One strategy, the flipping model, would convert a percentage of hospitals within geographic areas to be endovascular thrombectomy-capable. The second method, the bypassing model, would transport patients directly to hospitals capable of thrombectomy, bypassing facilities that aren't when the reroute would take less than 15 minutes.

The 15-minute bypassing model improved access by 16.7%, meaning about 51.7 million more people would be able to have an endovascular thrombectomy procedure in a timely manner. This model is also easier and more cost-effective to implement, according to the authors.

"The bypassing model would alter current stroke treatment paradigms, which still emphasize taking patients to the closest hospital with the ability to administer clot-busting tissue plasminogen activator (tPA) intravenously, regardless of their thrombectomy capability. It would be an optimal solution for resource-strapped areas, because it leverages the existing infrastructure by triaging patients with large strokes in the field to take them directly to a hospital capable of thrombectomy," Sarraj said.

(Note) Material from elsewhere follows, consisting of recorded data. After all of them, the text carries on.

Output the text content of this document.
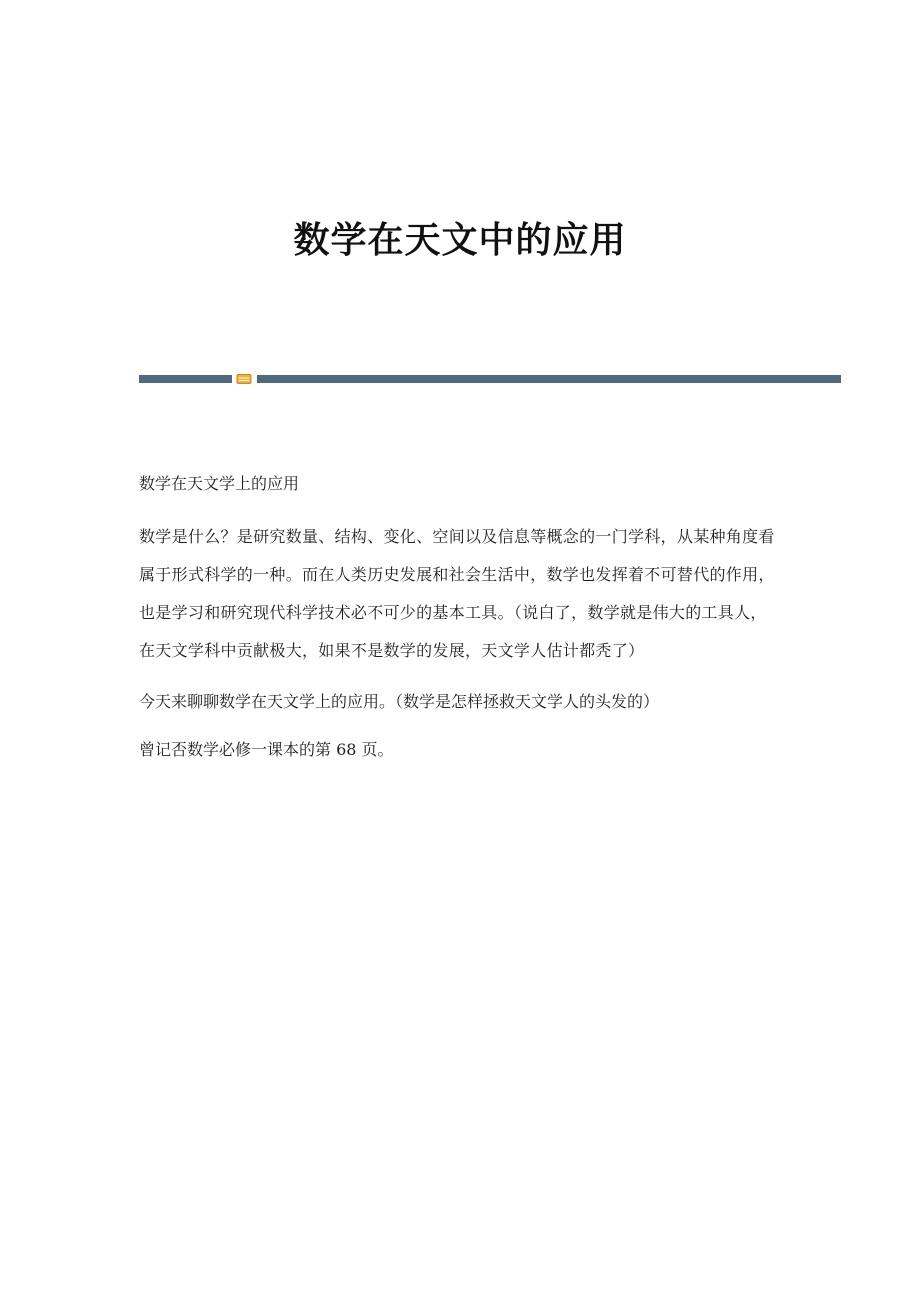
数学在天文中的应用

数学在天文学上的应用

数学是什么？是研究数量、结构、变化、空间以及信息等概念的一门学科，从某种角度看属于形式科学的一种。而在人类历史发展和社会生活中，数学也发挥着不可替代的作用，也是学习和研究现代科学技术必不可少的基本工具。（说白了，数学就是伟大的工具人，在天文学科中贡献极大，如果不是数学的发展，天文学人估计都秃了）

今天来聊聊数学在天文学上的应用。（数学是怎样拯救天文学人的头发的）

曾记否数学必修一课本的第 68 页。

The flipping model, which equips 10% of the most impactful hospitals to do thrombectomies, improved 15-minute access by 7.5%, and would work best in areas with more plentiful stroke care resources.

"The flipping approach emphasizes infrastructure development. When ample resources are available, this may result in providing access in areas that are currently devoid of thrombectomy services. While each approach has pros and cons, both strategies represent a tremendous opportunity to improve the current access to thrombectomy, which would result in significant stroke care improvement," Sarraj said.

The research is the first comprehensive assessment of the status of patient access to thrombectomy in the contemporary era, and it is necessary to know how to effectively improve access in the future, Sarraj said.

"While randomized trials are ongoing for better triage of stroke patients, a few states have already implemented legislation for bypassing hospitals without thrombectomy capability. Having more neuro-interventionalists trained and hospitals with the capability to perform thrombectomy would also help increase access. We hope to see more happening on both fronts in the near future to improve stroke care," Sarraj said.
Other McGovern Medical School authors include Sean Savitz, MD; Deep Pujara, MD; Harris Kamal, MD; Faris Shaker, MD; Sujan Reddy, MD; Kaushik Parsha, MD, MS; Lauren E. Fournier, MD; Erica M. Jones, MD, MPH; Anjail Sharrief, MD, MPH; and the senior author was James Grotta, MD. Savitz is director and Kamal, Sharrief, and Grotta are members of the UTHealth Institute for Stroke and Cerebrovascular Diseases.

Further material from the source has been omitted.